Peinture

Allégories et jeux de mots

Par Frank Vigneron

L’allégorie est un mode assez commun de l’expression picturale en Occident. Elle prend parfois la forme mystérieuse de paysages habités par des personnages lents et mélancoliques comme dans certaines fresques de la Renaissance, mais elle revêt aussi les formes voluptueuses de jeunes femmes aux bras rebondis. La Vertu, la Justice et la Paix donnent souvent l’envie d’ignorer les idées qu’elles sont censées représenter et le choix de couleurs et de compositions en appellent tout autant aux sens qu’aux morales variées qu’elles sont censées éclairer. Ces illustrations morales versent parfois dans de plus sinistres images et le Mal se prête ainsi avec tout autant de bonheur au portrait que le Bien. Que le Mal soit à cause d’une gestion chaotique de la cité, comme dans la fresque de Sienne, ou que le Bien soit l’heureux résultat d’une forme de capitalisme qu’aucun mouvement anti-mondialisation ne venait encore critiquer, comme dans celle de La Haye, la peinture joue ici le rôle d’une sorte de cinéma philosophique qui donne à voir aux esprits curieux l’apparence joyeuse ou sinistre d’une certaine vie de l’esprit.

Nulle jeune femme aux pieds fins ne vient prendre cette place dans la peinture chinoise.
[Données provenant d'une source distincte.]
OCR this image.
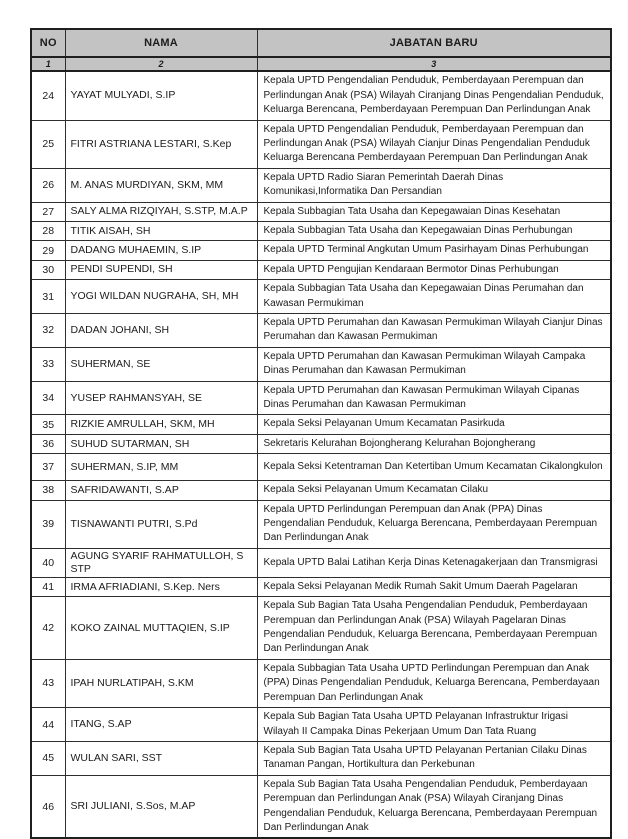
NO	NAMA	JABATAN BARU
1	2	3
24	YAYAT MULYADI, S.IP	Kepala UPTD Pengendalian Penduduk, Pemberdayaan Perempuan dan Perlindungan Anak (PSA) Wilayah Ciranjang Dinas Pengendalian Penduduk, Keluarga Berencana, Pemberdayaan Perempuan Dan Perlindungan Anak
25	FITRI ASTRIANA LESTARI, S.Kep	Kepala UPTD Pengendalian Penduduk, Pemberdayaan Perempuan dan Perlindungan Anak (PSA) Wilayah Cianjur Dinas Pengendalian Penduduk Keluarga Berencana Pemberdayaan Perempuan Dan Perlindungan Anak
26	M. ANAS MURDIYAN, SKM, MM	Kepala UPTD Radio Siaran Pemerintah Daerah Dinas Komunikasi,Informatika Dan Persandian
27	SALY ALMA RIZQIYAH, S.STP, M.A.P	Kepala Subbagian Tata Usaha dan Kepegawaian Dinas Kesehatan
28	TITIK AISAH, SH	Kepala Subbagian Tata Usaha dan Kepegawaian Dinas Perhubungan
29	DADANG MUHAEMIN, S.IP	Kepala UPTD Terminal Angkutan Umum Pasirhayam Dinas Perhubungan
30	PENDI SUPENDI, SH	Kepala UPTD Pengujian Kendaraan Bermotor Dinas Perhubungan
31	YOGI WILDAN NUGRAHA, SH, MH	Kepala Subbagian Tata Usaha dan Kepegawaian Dinas Perumahan dan Kawasan Permukiman
32	DADAN JOHANI, SH	Kepala UPTD Perumahan dan Kawasan Permukiman Wilayah Cianjur Dinas Perumahan dan Kawasan Permukiman
33	SUHERMAN, SE	Kepala UPTD Perumahan dan Kawasan Permukiman Wilayah Campaka Dinas Perumahan dan Kawasan Permukiman
34	YUSEP RAHMANSYAH, SE	Kepala UPTD Perumahan dan Kawasan Permukiman Wilayah Cipanas Dinas Perumahan dan Kawasan Permukiman
35	RIZKIE AMRULLAH, SKM, MH	Kepala Seksi Pelayanan Umum Kecamatan Pasirkuda
36	SUHUD SUTARMAN, SH	Sekretaris Kelurahan Bojongherang Kelurahan Bojongherang
37	SUHERMAN, S.IP, MM	Kepala Seksi Ketentraman Dan Ketertiban Umum Kecamatan Cikalongkulon
38	SAFRIDAWANTI, S.AP	Kepala Seksi Pelayanan Umum Kecamatan Cilaku
39	TISNAWANTI PUTRI, S.Pd	Kepala UPTD Perlindungan Perempuan dan Anak (PPA) Dinas Pengendalian Penduduk, Keluarga Berencana, Pemberdayaan Perempuan Dan Perlindungan Anak
40	AGUNG SYARIF RAHMATULLOH, S STP	Kepala UPTD Balai Latihan Kerja Dinas Ketenagakerjaan dan Transmigrasi
41	IRMA AFRIADIANI, S.Kep. Ners	Kepala Seksi Pelayanan Medik Rumah Sakit Umum Daerah Pagelaran
42	KOKO ZAINAL MUTTAQIEN, S.IP	Kepala Sub Bagian Tata Usaha Pengendalian Penduduk, Pemberdayaan Perempuan dan Perlindungan Anak (PSA) Wilayah Pagelaran Dinas Pengendalian Penduduk, Keluarga Berencana, Pemberdayaan Perempuan Dan Perlindungan Anak
43	IPAH NURLATIPAH, S.KM	Kepala Subbagian Tata Usaha UPTD Perlindungan Perempuan dan Anak (PPA) Dinas Pengendalian Penduduk, Keluarga Berencana, Pemberdayaan Perempuan Dan Perlindungan Anak
44	ITANG, S.AP	Kepala Sub Bagian Tata Usaha UPTD Pelayanan Infrastruktur Irigasi Wilayah II Campaka Dinas Pekerjaan Umum Dan Tata Ruang
45	WULAN SARI, SST	Kepala Sub Bagian Tata Usaha UPTD Pelayanan Pertanian Cilaku Dinas Tanaman Pangan, Hortikultura dan Perkebunan
46	SRI JULIANI, S.Sos, M.AP	Kepala Sub Bagian Tata Usaha Pengendalian Penduduk, Pemberdayaan Perempuan dan Perlindungan Anak (PSA) Wilayah Ciranjang Dinas Pengendalian Penduduk, Keluarga Berencana, Pemberdayaan Perempuan Dan Perlindungan Anak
Il faut bien dire que l’on ne trouve guère ce genre d’allégories dans les rouleaux que les peintres lettrés ou professionnels nous ont laissés. Si certaines idées se manifestent sous des formes concrètes, elles le font d’une façon fort différente. Tournez les pages d’un livre sur la peinture chinoise et vous tomberez forcément sur un nombre impressionnant de bambous et d’orchidées. Si l’amour des lettrés chinois pour ces plantes reposaient bien évidemment sur un goût pour la nature et les formes élégantes de ces êtres vivants, il existe cependant une autre face à ce penchant.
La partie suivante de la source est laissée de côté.